After a blistering downhill run gave her the lead entering the slalom, she needed somehow to navigate the snake’s pit below.
“I was just thinking, ‘Stay calm, and ski with my heart,’ ” Mancuso said, “and I skied my heart out.”
The cynic might say that other elements – athleticism, training, stamina – dictate performance and results. Mancuso is increasingly solid proof there is more.
She could not hold her lead over Germany’s Maria Hoefl-Riesch, a superb slalom racer who took gold, but she held onto a historic bronze medal – the fourth of her Olympic career, twice as many as any other American women’s Alpine skier. “She sucks up the spirit of the Games and uses it as motivation, and gets really, really excited about it,” said Alex Hoedlmoser, the head coach of the U.S. women’s Alpine team. “She loves to compete here.”

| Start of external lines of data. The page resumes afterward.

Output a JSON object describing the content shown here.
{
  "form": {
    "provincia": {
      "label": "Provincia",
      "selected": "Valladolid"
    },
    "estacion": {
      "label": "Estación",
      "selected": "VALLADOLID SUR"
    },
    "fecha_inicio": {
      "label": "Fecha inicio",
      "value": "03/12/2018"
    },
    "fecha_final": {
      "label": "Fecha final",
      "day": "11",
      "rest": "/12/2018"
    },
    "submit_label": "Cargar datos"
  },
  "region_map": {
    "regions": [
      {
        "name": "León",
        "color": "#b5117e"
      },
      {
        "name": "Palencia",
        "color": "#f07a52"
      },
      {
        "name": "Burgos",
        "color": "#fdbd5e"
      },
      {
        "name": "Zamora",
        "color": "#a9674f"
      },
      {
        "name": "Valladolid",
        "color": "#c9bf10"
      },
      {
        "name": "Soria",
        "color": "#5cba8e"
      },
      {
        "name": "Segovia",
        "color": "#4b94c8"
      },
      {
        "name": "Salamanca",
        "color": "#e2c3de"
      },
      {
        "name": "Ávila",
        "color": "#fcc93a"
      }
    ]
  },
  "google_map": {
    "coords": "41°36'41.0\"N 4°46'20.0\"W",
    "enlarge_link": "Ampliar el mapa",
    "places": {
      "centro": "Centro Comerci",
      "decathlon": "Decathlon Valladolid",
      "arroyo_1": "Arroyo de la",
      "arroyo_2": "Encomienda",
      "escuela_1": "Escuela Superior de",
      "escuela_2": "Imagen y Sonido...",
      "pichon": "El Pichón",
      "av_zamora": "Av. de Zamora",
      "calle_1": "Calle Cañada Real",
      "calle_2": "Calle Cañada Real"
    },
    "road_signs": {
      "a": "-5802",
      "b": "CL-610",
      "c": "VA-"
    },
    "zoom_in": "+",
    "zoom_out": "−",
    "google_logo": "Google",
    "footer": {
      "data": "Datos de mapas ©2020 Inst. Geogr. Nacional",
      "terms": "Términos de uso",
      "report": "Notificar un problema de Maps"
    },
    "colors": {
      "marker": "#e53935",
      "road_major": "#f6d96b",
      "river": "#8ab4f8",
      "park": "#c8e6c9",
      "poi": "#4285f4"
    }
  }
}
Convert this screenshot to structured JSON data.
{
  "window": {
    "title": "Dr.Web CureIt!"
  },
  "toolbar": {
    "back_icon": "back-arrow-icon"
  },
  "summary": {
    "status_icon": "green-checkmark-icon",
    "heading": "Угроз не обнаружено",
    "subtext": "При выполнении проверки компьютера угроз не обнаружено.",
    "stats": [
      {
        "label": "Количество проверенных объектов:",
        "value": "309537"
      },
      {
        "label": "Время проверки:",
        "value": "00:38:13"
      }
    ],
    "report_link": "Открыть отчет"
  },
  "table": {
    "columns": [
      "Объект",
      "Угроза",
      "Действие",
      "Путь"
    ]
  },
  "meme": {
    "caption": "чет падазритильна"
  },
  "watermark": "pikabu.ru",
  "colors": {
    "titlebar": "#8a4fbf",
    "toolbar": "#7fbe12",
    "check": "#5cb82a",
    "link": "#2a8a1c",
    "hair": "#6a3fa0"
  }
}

That is the only explanation for why Mancuso can stumble into Olympics, then excel when she arrives.
She is now the first American skier to win medals in three straight Olympics, joining speedskaters Apolo Ohno and Bonnie Blair as the only American Winter Olympians to have such a streak. This season, on the World Cup circuit, she had scarcely sniffed a podium, with no finish better than seventh.